可如果杜懷準真是臧玉鐸的父親,臧玉鐸會留在他身邊麽?

掛斷了電話,陳崢沈默著回到飯桌,自顧自的吃飯。

八哥被掛斷了電話,冷笑著望向天花板。張囂去殺陳崢那天,先殺了突眼。

八哥帶著小弟們回來的時候,就看被戳成篩子的突眼趴在地上,血流了一地。膽子小的嚇得拎包就逃,留下的看他的眼神也變得不在篤定。

剎那之間,這群小弟對他的濾鏡就碎了一地。人一旦動搖,心就散了,再想凝聚,就難了。

八哥正絞盡腦汁思考挽回的辦法,那個曾經聯系過他,告訴他可以利用心智不成熟的學生,對付陳崢弟弟的神秘人,適時地給他發來了消息。

那一刻,八哥甚至懷疑神秘人是個幽靈,他好像就藏在他身邊的某個角落,一直盯著他的一舉一動。

上次收到消息時,也正趕上張囂發難,不可能有這麽巧的事。他查過對方的IP,發現對方使用的是域外的移動IP,無法定位。

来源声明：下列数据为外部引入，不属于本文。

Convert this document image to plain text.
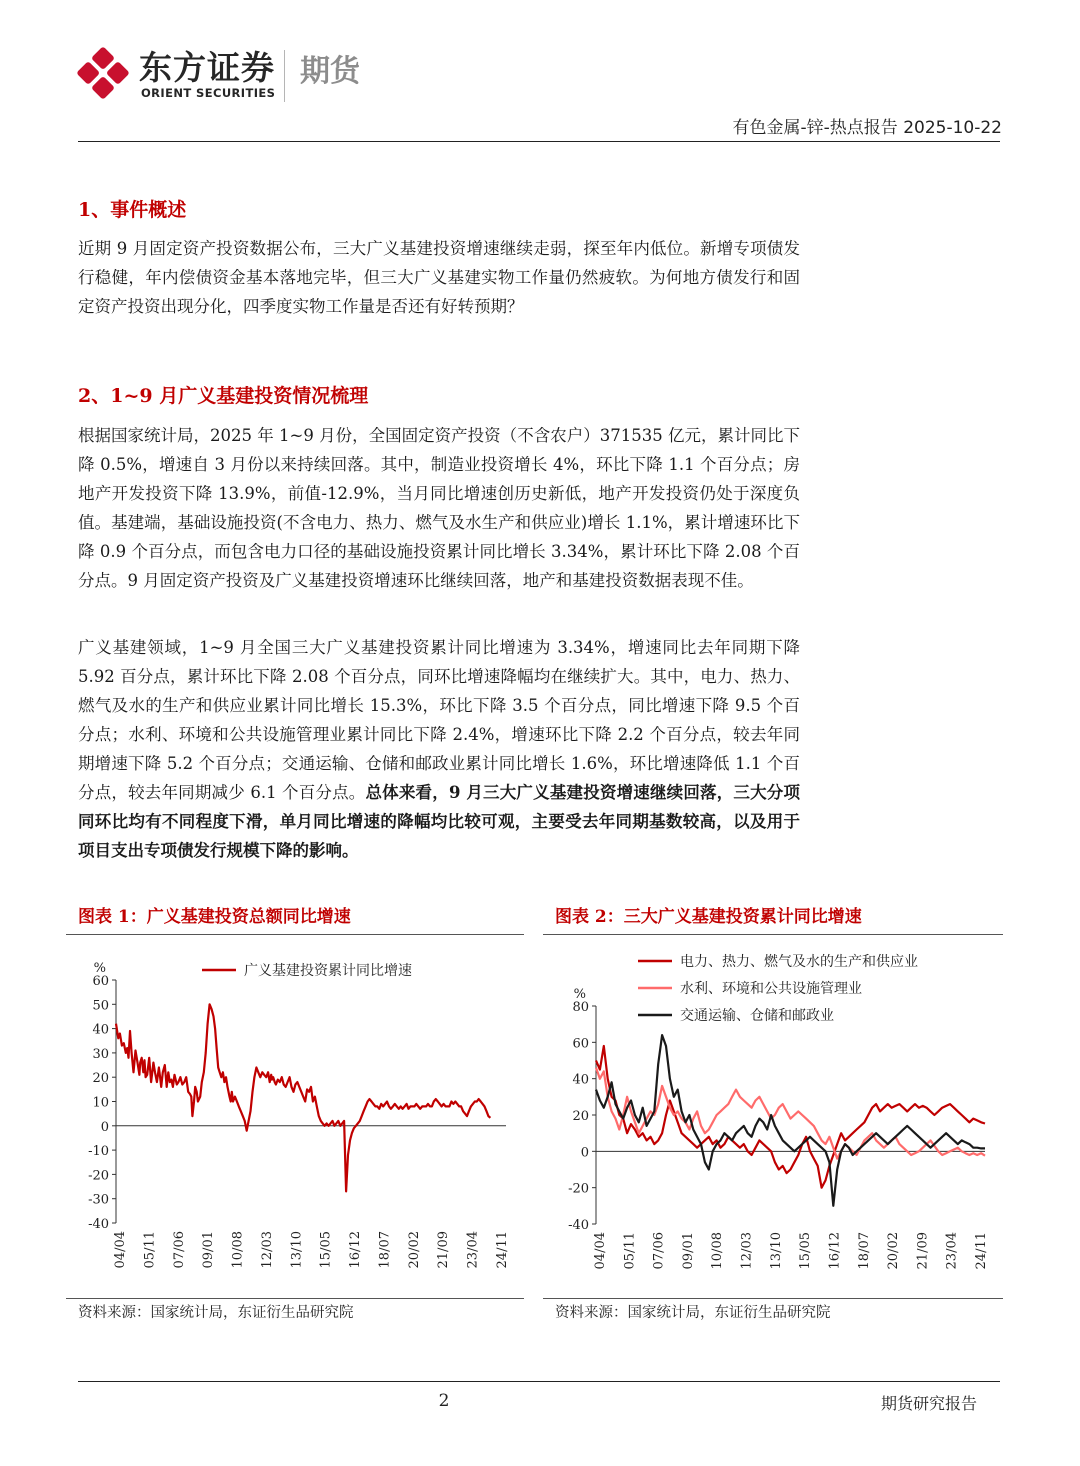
东方证券
ORIENT SECURITIES
期货
有色金属-锌-热点报告 2025-10-22
1、事件概述

近期 9 月固定资产投资数据公布，三大广义基建投资增速继续走弱，探至年内低位。新增专项债发行稳健，年内偿债资金基本落地完毕，但三大广义基建实物工作量仍然疲软。为何地方债发行和固定资产投资出现分化，四季度实物工作量是否还有好转预期？

2、1~9 月广义基建投资情况梳理

根据国家统计局，2025 年 1~9 月份，全国固定资产投资（不含农户）371535 亿元，累计同比下降 0.5%，增速自 3 月份以来持续回落。其中，制造业投资增长 4%，环比下降 1.1 个百分点；房地产开发投资下降 13.9%，前值-12.9%，当月同比增速创历史新低，地产开发投资仍处于深度负值。基建端，基础设施投资(不含电力、热力、燃气及水生产和供应业)增长 1.1%，累计增速环比下降 0.9 个百分点，而包含电力口径的基础设施投资累计同比增长 3.34%，累计环比下降 2.08 个百分点。9 月固定资产投资及广义基建投资增速环比继续回落，地产和基建投资数据表现不佳。

广义基建领域，1~9 月全国三大广义基建投资累计同比增速为 3.34%，增速同比去年同期下降 5.92 百分点，累计环比下降 2.08 个百分点，同环比增速降幅均在继续扩大。其中，电力、热力、燃气及水的生产和供应业累计同比增长 15.3%，环比下降 3.5 个百分点，同比增速下降 9.5 个百分点；水利、环境和公共设施管理业累计同比下降 2.4%，增速环比下降 2.2 个百分点，较去年同期增速下降 5.2 个百分点；交通运输、仓储和邮政业累计同比增长 1.6%，环比增速降低 1.1 个百分点，较去年同期减少 6.1 个百分点。总体来看，9 月三大广义基建投资增速继续回落，三大分项同环比均有不同程度下滑，单月同比增速的降幅均比较可观，主要受去年同期基数较高，以及用于项目支出专项债发行规模下降的影响。

图表 1：广义基建投资总额同比增速
%
60
50
40
30
20
10
0
-10
-20
-30
-40
04/04 05/11 07/06 09/01 10/08 12/03 13/10 15/05 16/12 18/07 20/02 21/09 23/04 24/11
广义基建投资累计同比增速
资料来源：国家统计局，东证衍生品研究院
图表 2：三大广义基建投资累计同比增速
%
80
60
40
20
0
-20
-40
04/04 05/11 07/06 09/01 10/08 12/03 13/10 15/05 16/12 18/07 20/02 21/09 23/04 24/11
电力、热力、燃气及水的生产和供应业
水利、环境和公共设施管理业
交通运输、仓储和邮政业
资料来源：国家统计局，东证衍生品研究院
2	期货研究报告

不過八哥自認為是個心思謹慎又能抓住機會的人。他就當神秘人是個供龕裏頭裝了炸彈的守護神,能用一時是一時。

等到他炸的時候,就連神帶龕一並給他掀翻。

神秘人的信息寫著,臧玉鐸一直被父親家的人監視,那晚撞死張囂的,就是跟蹤臧玉鐸的人。

這一來,八哥就知道該怎麽辦了?

臧梅約定的日子,轉眼到了。想著是臧家母子最後一次見面,陳崢提前一天給自己和臧玉鐸請了假。

又把臧玉鐸從頭到尾打扮得人五人六,才去了約好的花店。

兩人到的時候,臧梅那個相好正捏著噴壺,往店門口的雛菊上噴著水。

見兩人進來,不冷不熱的打了聲招呼。然後把人帶到店裏的茶桌旁,告訴臧梅去美容店做造型了,讓他們等著。

陳崢跟臧玉鐸大眼對小眼。等了小一上午,還不見臧梅的蹤影。臧玉鐸因為在椅子上坐得太久,屁股開始在椅子上蹭來蹭去,最後騰地起身。

身上長刺似的到處溜達,好像再做一會兒,他一身多餘的精力,就要沖破胸膛爆開似的。陳崢見臧玉鐸走到店外,一會蹲下一會弓腰的擺弄那些花。

問臧梅的相好,“她造型一般多久?”

衛平放下撥了幾次卻沒回應的手機,披上外套,“我去看看,你們走的時候,記得帶上店門。”

說完,把門鎖撂在桌上,風風火火的跑了。陳崢嘆了口氣,準備先帶臧玉鐸出去吃飯。

走到門口,剛剛還禍害雛菊的臧玉鐸,竟然不見了。

商店街車水馬龍,臧玉鐸雖然比剛認識的時候長進了不少。可過馬路總得陳崢提點兩句,才能安全的通過。陳崢感覺一股寒意從頭涼到腳後跟。